One former Ulster Unionist minister suggested Sinn Féin might scale back its ambition in the interest of preserving cross-community relations.

He raised it during a count centre chat with Sinn Féin President Mary Lou McDonald.


'Wake up and smell the coffee'


A more radical plan was floated by one-time UUP leader Mike Nesbitt who wants to realign unionism into two parties, one traditional, one more liberal.

He was even prepared to sacrifice his own party to make it happen.

While another former minister, the DUP's Edwin Poots, said the result should act as "a wake up and smell the coffee moment" for unionists.

But others have credited his party for laying the foundations for Sinn Féin's success.

Jonathan Buckley MLA, Councillor Andrew McCormick, DUP leader Sir Jeffrey Donaldson and Councillor Dean McCullough at Belfast City Hall


The DUPs Stormont boycott, which is effectively blocking Michelle O'Neill from becoming first minister, helped mobilise the nationalist vote.

That, according to the SDLP, played into the hands of Sinn Féin.

Hence the party framed its campaign around a would-be first minister willing to work for all if only she was allowed.

Michelle O'Neill's attendance at the King's Coronation helped to reinforce that "positive" message.

But while the nationalist electorate was energised to vote, many unionists stayed at home.

The SDLP's Gary McKeown had support in the form of his sons Thomas and James


Gary McKeown (centre) from the SDLP at Belfast City Hall during in the Northern Ireland council elections.

That was reflected in the turnout figures.

Despite that, the DUP still managed to cement its vote.

Running fewer candidates allowed the party to better manage its support base

It suffered some losses but made significant gains at the expense of the UUP.

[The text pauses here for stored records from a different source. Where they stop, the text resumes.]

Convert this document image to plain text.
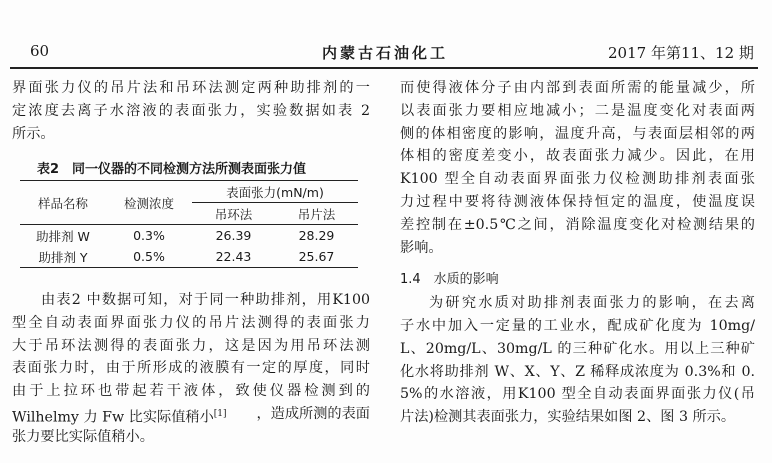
60	内蒙古石油化工	2017 年第11、12 期
界面张力仪的吊片法和吊环法测定两种助排剂的一
定浓度去离子水溶液的表面张力，实验数据如表 2
所示。
表2　同一仪器的不同检测方法所测表面张力值
样品名称	检测浓度	表面张力(mN/m)	
		吊环法	吊片法
助排剂 W	0.3%	26.39	28.29
助排剂 Y	0.5%	22.43	25.67
由表2 中数据可知，对于同一种助排剂，用K100
型全自动表面界面张力仪的吊片法测得的表面张力
大于吊环法测得的表面张力，这是因为用吊环法测
表面张力时，由于所形成的液膜有一定的厚度，同时
由于上拉环也带起若干液体，致使仪器检测到的
Wilhelmy 力 Fw 比实际值稍小[1] ，造成所测的表面
张力要比实际值稍小。
而使得液体分子由内部到表面所需的能量减少，所
以表面张力要相应地减小；二是温度变化对表面两
侧的体相密度的影响，温度升高，与表面层相邻的两
体相的密度差变小，故表面张力减少。因此，在用
K100 型全自动表面界面张力仪检测助排剂表面张
力过程中要将待测液体保持恒定的温度，使温度误
差控制在±0.5℃之间，消除温度变化对检测结果的
影响。
1.4　水质的影响
为研究水质对助排剂表面张力的影响，在去离
子水中加入一定量的工业水，配成矿化度为 10mg/
L、20mg/L、30mg/L 的三种矿化水。用以上三种矿
化水将助排剂 W、X、Y、Z 稀释成浓度为 0.3%和 0.
5%的水溶液，用K100 型全自动表面界面张力仪(吊
片法)检测其表面张力，实验结果如图 2、图 3 所示。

That leaves Sir Jeffrey Donaldson with a renewed mandate to seek the changes he needs to the Windsor Framework before returning to Stormont.

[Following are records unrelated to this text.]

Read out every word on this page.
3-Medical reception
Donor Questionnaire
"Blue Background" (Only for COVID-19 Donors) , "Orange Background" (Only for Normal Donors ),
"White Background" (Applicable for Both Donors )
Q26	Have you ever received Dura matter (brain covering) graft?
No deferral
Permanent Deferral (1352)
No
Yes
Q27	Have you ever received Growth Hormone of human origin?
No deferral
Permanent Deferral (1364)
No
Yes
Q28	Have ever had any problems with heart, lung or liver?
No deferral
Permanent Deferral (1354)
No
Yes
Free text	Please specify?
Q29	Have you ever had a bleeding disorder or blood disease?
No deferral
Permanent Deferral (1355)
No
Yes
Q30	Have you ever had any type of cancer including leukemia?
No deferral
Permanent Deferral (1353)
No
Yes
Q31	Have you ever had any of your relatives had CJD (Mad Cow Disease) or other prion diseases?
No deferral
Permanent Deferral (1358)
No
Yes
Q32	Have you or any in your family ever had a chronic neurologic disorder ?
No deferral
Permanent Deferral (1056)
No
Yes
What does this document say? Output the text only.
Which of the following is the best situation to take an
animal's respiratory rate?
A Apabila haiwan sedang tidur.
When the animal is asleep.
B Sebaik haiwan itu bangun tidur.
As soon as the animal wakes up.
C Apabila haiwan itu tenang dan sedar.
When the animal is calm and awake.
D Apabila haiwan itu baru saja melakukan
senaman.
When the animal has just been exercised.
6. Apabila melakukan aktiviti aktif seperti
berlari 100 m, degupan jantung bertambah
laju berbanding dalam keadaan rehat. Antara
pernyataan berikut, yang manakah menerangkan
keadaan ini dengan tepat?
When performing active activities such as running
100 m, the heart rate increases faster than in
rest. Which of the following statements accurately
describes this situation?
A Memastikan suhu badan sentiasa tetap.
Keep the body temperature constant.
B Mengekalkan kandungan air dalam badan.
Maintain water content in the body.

But there is nothing to suggest that process could lead to a quick return of the power-sharing institutions

Much will depend on whatever legislation the government brings forward to ease unionist concerns.


Alliance Party leapfrog


On another day the Alliance Party would have grabbed the headlines.

Alliance Party leader Naomi Long with Nuala McAllister and Sam Nelson wait it out at Belfast City Hall on Friday


Alliance Party leader Naomi Long (left) with Nuala McAllister and Sam Nelson at Belfast City Hall as the results come in for the Northern Ireland local elections. Picture date: Friday May 19, 2023. PA

Leapfrogging the Ulster Unionists to become the third-largest local-government party is another momentum builder.

Picking up an extra 14 seats has made the party a formidable force on mostly unionist controlled councils.

But the loss of its only two councillors in Derry and Strabane is a significant blow for a party keen to build beyond its power base in the east.

Ulster Unionist Party candidate Sonia Copeland celebrates winning a seat with party leader Doug Beattie


As expected, the Ulster Unionists and SDLP suffered some heavy losses.

Losing 21 seats has severely weakened the UUP's power base in many councils where the party once dominated.

While the SDLP will point to gains and seats retained in Belfast in the face of the Sinn Féin surge, the party has lost ground in Derry and Strabane where it is eight seats behind Sinn Féin.

Questions will once again be asked about Doug Beattie's and Colum Eastwood's leadership but even before the final tallies both dismissed any talk of change.

The TUV has recovered the seven seats it lost in 2019 and managed to add two more but it didn't scale the heights of its assembly success last year.

While the Green Party held on to three seats but could soon be on the hunt for a new leader after Mal O'Hara lost his seat in Belfast council.

Sinn Féin's John Finucane and UUP leader Doug Beattie stop for a chat


Like the Greens, People Before Profit also felt the squeeze of the Sinn Féin surge and has been reduced to two council seats.

While the pro life Republican Party Aontú has been wiped from the political landscape after losing its only two councillors.